From: Keith Henson (hkhenson@rogers.com)
Date: Sun 02 Mar 2003 - 21:42:24 GMT
At 11:51 AM 02/03/03 -0600, you wrote:
>Looking Inside the Brains of the Stingy
>
>Source: New York Times
>Author: Virginia Postrel
>Dated: 2003-02-27
>
>
>HERE's a game economists play: Player 1 has $10 and can give
>any dollar amount to Player 2. Player 2 can either accept or reject
>it. If Player 2 accepts, they both keep the money. If Player 2
>rejects it, neither player gets anything.
>
>What should the players do? Arguably, Player 2 should accept
>whatever is offered, since some money is better than none. Player
>1 should thus offer as little as possible: $1. That strategy is the
>standard game-theory equilibrium.
>
>But that's not necessarily what happens when real people play this
>"ultimatum game" in laboratory settings with real money on the
>line. Faced with low-ball offers, many Player 2's reject them. And
>many Player 1's make more generous offers, often nearly half the
>money.
>
>"About half the subjects that we observed played according to the
>way the game theory said people should play, and about half
>didn't," said Kevin McCabe, an economist and director of the
>Behavioral and Neuroeconomics Laboratory at George Mason
>University.
>
>The Player 1's who do not follow the presumably rational strategy
>often wind up better off. Even without communicating with
>fellow players, they are able to cooperate for mutual benefit.
>
>Why do people react differently to the same situation? And why
>do so many people give up money to punish anonymous
>cheapskates?
snip
The obvious reason is that we evolved this way.

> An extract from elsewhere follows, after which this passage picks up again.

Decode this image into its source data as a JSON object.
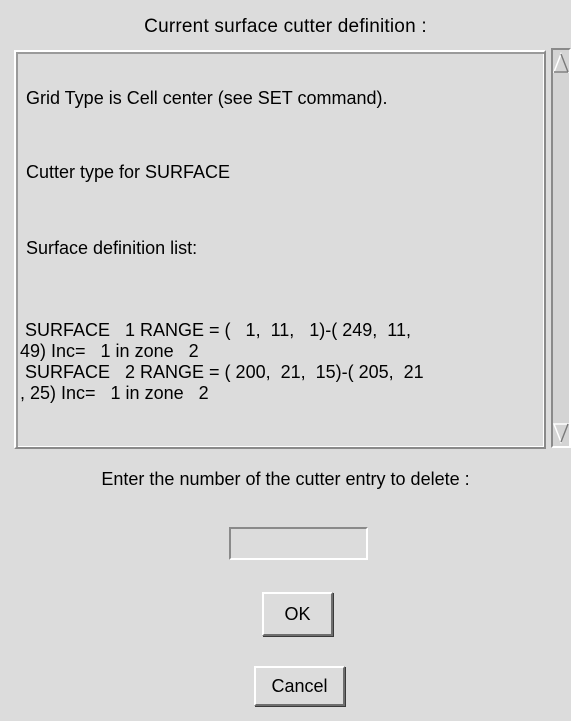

Matt Riddley has quite a bit to say about this.
There are psychological traits related to food sharing and rooted in our
deep past that cause people to resent their non sharing fellows. Here is
about 3/4 of a page from Matt Ridley's 1999 book, The Origins of
Virtue--Human Instincts and the Evolution of Cooperation.
Chapter 6, Public Goods and Private Gifts, page 117.
"On 8 August 1993, Maura Burke won 3 million pounds in the Irish
national lottery. The 450 people who lived in the tiny village of
Lettermore were delighted for their fortunate neighbour and threw a
spontaneous party. Mrs Burke's husband died within the month and she had
no children. Expectations ran high in the village. Yet she did not share
anything with the villagers, and they quickly grew resentful. 'We have not
seen a penny of it,' one resident said angrily to a journalist. Her good
fortune had driven her out of the community because she was unwilling to
share.
"At first sight, Mrs Burke's punishment was very much in the
tradition of Hawkes's tolerated theft. The community did not just expect
her to be generous with her windfall, it punished her for not being
generous. Yet there is another way to look at it, Hill and Kaplin's way.
Like a player in the prisoner's dilemma game, Mrs Burke had suddenly
defected after cooperating for many years and her partners felt inclined
to punish her. Knowing the neighbors would never offer her the same
generosity in the future, she had little incentive to share. But a
fortunate aboriginal hunter knows it is only a matter of time before he
finds himself in the position of recipient rather than donor. The long
shadow of the future hangs over his decision.
"Incidentally, Mrs Burke was lucky. In Eskimo societies, to hoard is
taboo. Rich people who are ungenerous are sometimes killed."
To warp this back to memes, brains with these evolved traits are the one in
which memes are selected. They are the ones in which a particular Leno
monolog is remembered the next day and told to a co-worker because it
resonates with some psychological trait evolved long ago in a tribal
environment.
<Grin> They are the brains that get some stupid song stuck in them too.